We have thousands and thousands of EKGs not billed due to this POS coding debate?

Thanks!
 
If you read the entire MLN article and take the above in context, it is clear that this clarification was issued to ensure that physicians do not bill an office POS (thereby triggering a non-facility payment rate and causing an overpayment) for services rendered to patients in facility. It does not say what this biller is saying - in fact, it suggests that the POS 21 and 22 codes are a 'minimum' requirement, and that the physician may use POS 23 in the ER if they 'aware of the exact setting' - it does not say they must use POS 23. As long as you are billing a facility POS (21, 22, 23, 24, etc. - see list on page 3/4 of the article), you will not be triggering a non-facility payment rate, which is the important thing, and that is the main message of this publication.

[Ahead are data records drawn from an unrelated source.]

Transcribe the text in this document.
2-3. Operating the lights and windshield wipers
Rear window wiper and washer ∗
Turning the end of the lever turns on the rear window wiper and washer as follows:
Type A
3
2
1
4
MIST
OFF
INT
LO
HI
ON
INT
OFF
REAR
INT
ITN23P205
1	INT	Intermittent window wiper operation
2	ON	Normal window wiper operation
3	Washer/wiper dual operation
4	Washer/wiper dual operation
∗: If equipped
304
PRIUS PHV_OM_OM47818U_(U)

I'd also add that for an EKG, there is no global/TC/PC split to the codes - if you are billing the interpretation only, 93010, the facility and non-facility payment rate is exactly the same, so in this particular case there would be no overpayment even if you happened to bill the incorrect office POS 11. So why is your office holding up these claims?? Does your practice not have a manager or compliance officer, or someone in a position of authority for you to take these issues to? How could a debate between a biller hold up thousands of claims? Someone in a position to make a decision in your practice needs to make one here and have your staff get back to their work!